The N-Queens problem is a classic combinatorial challenge in artificial intelligence, where the objective is to place n queens on an n×n chessboard such that no two queens threaten each other. As n increases, the search space expands factorially, demanding robust and scalable optimisation strategies. This study presents a comparative analysis of four algorithmic approaches: Depth-First Search (DFS), Hill Climbing, Simulated Annealing, and Genetic Algorithms. Each method was implemented in Python and tested across varying board sizes (n = 10, 30, 50, 100, 200) to evaluate solution accuracy, execution time, memory usage, and scalability.

DFS proved reliable for smaller instances but became computationally infeasible as n grew.

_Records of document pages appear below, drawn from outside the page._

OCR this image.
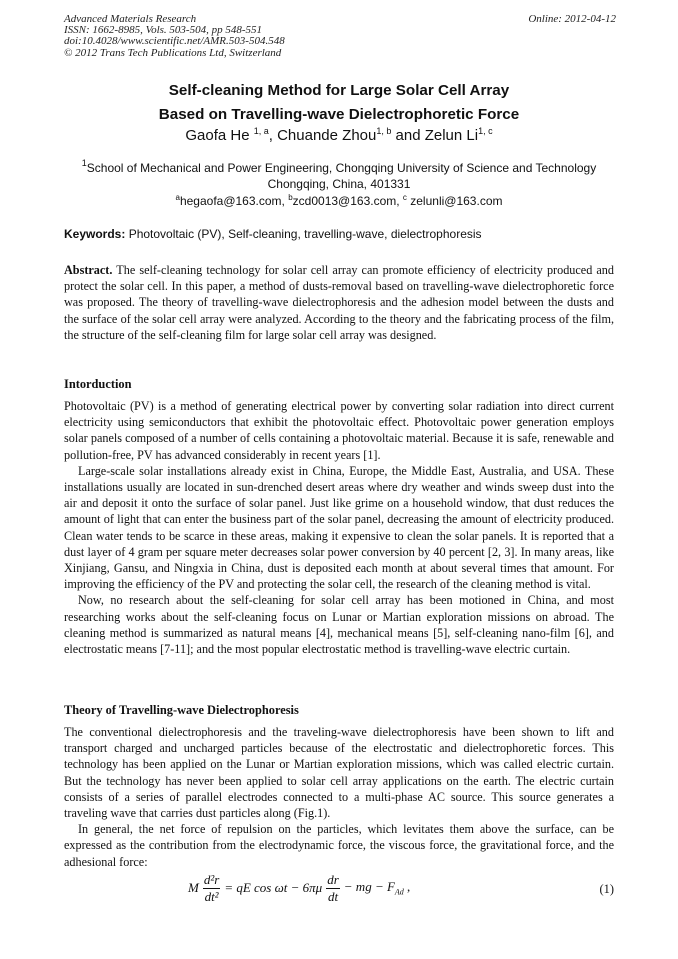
Advanced Materials Research
ISSN: 1662-8985, Vols. 503-504, pp 548-551
doi:10.4028/www.scientific.net/AMR.503-504.548
© 2012 Trans Tech Publications Ltd, Switzerland
Online: 2012-04-12
Self-cleaning Method for Large Solar Cell Array
Based on Travelling-wave Dielectrophoretic Force
Gaofa He $^{1, a}$, Chuande Zhou$^{1, b}$ and Zelun Li$^{1, c}$
$^1$School of Mechanical and Power Engineering, Chongqing University of Science and Technology
Chongqing, China, 401331
$^a$hegaofa@163.com, $^b$zcd0013@163.com, $^c$ zelunli@163.com
Keywords: Photovoltaic (PV), Self-cleaning, travelling-wave, dielectrophoresis

Abstract. The self-cleaning technology for solar cell array can promote efficiency of electricity produced and protect the solar cell. In this paper, a method of dusts-removal based on travelling-wave dielectrophoretic force was proposed. The theory of travelling-wave dielectrophoresis and the adhesion model between the dusts and the surface of the solar cell array were analyzed. According to the theory and the fabricating process of the film, the structure of the self-cleaning film for large solar cell array was designed.

Intorduction

Photovoltaic (PV) is a method of generating electrical power by converting solar radiation into direct current electricity using semiconductors that exhibit the photovoltaic effect. Photovoltaic power generation employs solar panels composed of a number of cells containing a photovoltaic material. Because it is safe, renewable and pollution-free, PV has advanced considerably in recent years [1].

Large-scale solar installations already exist in China, Europe, the Middle East, Australia, and USA. These installations usually are located in sun-drenched desert areas where dry weather and winds sweep dust into the air and deposit it onto the surface of solar panel. Just like grime on a household window, that dust reduces the amount of light that can enter the business part of the solar panel, decreasing the amount of electricity produced. Clean water tends to be scarce in these areas, making it expensive to clean the solar panels. It is reported that a dust layer of 4 gram per square meter decreases solar power conversion by 40 percent [2, 3]. In many areas, like Xinjiang, Gansu, and Ningxia in China, dust is deposited each month at about several times that amount. For improving the efficiency of the PV and protecting the solar cell, the research of the cleaning method is vital.

Now, no research about the self-cleaning for solar cell array has been motioned in China, and most researching works about the self-cleaning focus on Lunar or Martian exploration missions on abroad. The cleaning method is summarized as natural means [4], mechanical means [5], self-cleaning nano-film [6], and electrostatic means [7-11]; and the most popular electrostatic method is travelling-wave electric curtain.

Theory of Travelling-wave Dielectrophoresis

The conventional dielectrophoresis and the traveling-wave dielectrophoresis have been shown to lift and transport charged and uncharged particles because of the electrostatic and dielectrophoretic forces. This technology has been applied on the Lunar or Martian exploration missions, which was called electric curtain. But the technology has never been applied to solar cell array applications on the earth. The electric curtain consists of a series of parallel electrodes connected to a multi-phase AC source. This source generates a traveling wave that carries dust particles along (Fig.1).

In general, the net force of repulsion on the particles, which levitates them above the surface, can be expressed as the contribution from the electrodynamic force, the viscous force, the gravitational force, and the adhesional force:

M $\frac{\text{d²r}}{\text{dt²}}$ = qE $\cos \omega t - 6\pi\mu \frac{dr}{dt}$ − mg − $F_{Ad}$ ,	(1)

Hill Climbing showed efficiency for mid-sized boards but often stagnated in local optima beyond n = 100. Simulated Annealing consistently delivered high-quality solutions with excellent time and memory efficiency across all test cases. The Genetic Algorithm, while slower and more memory-intensive, achieved solutions for all tested n values after extensive tuning of hyperparameters.

The results highlight trade-offs between deterministic and stochastic approaches, emphasizing that no single algorithm outperforms across all dimensions. Simulated Annealing emerged as the most balanced method in terms of scalability and efficiency. This work contributes a practical benchmark for researchers evaluating optimisation techniques on NP-complete problems and provides a foundation for developing hybrid or parallelised methods for large-scale constraint satisfaction challenges.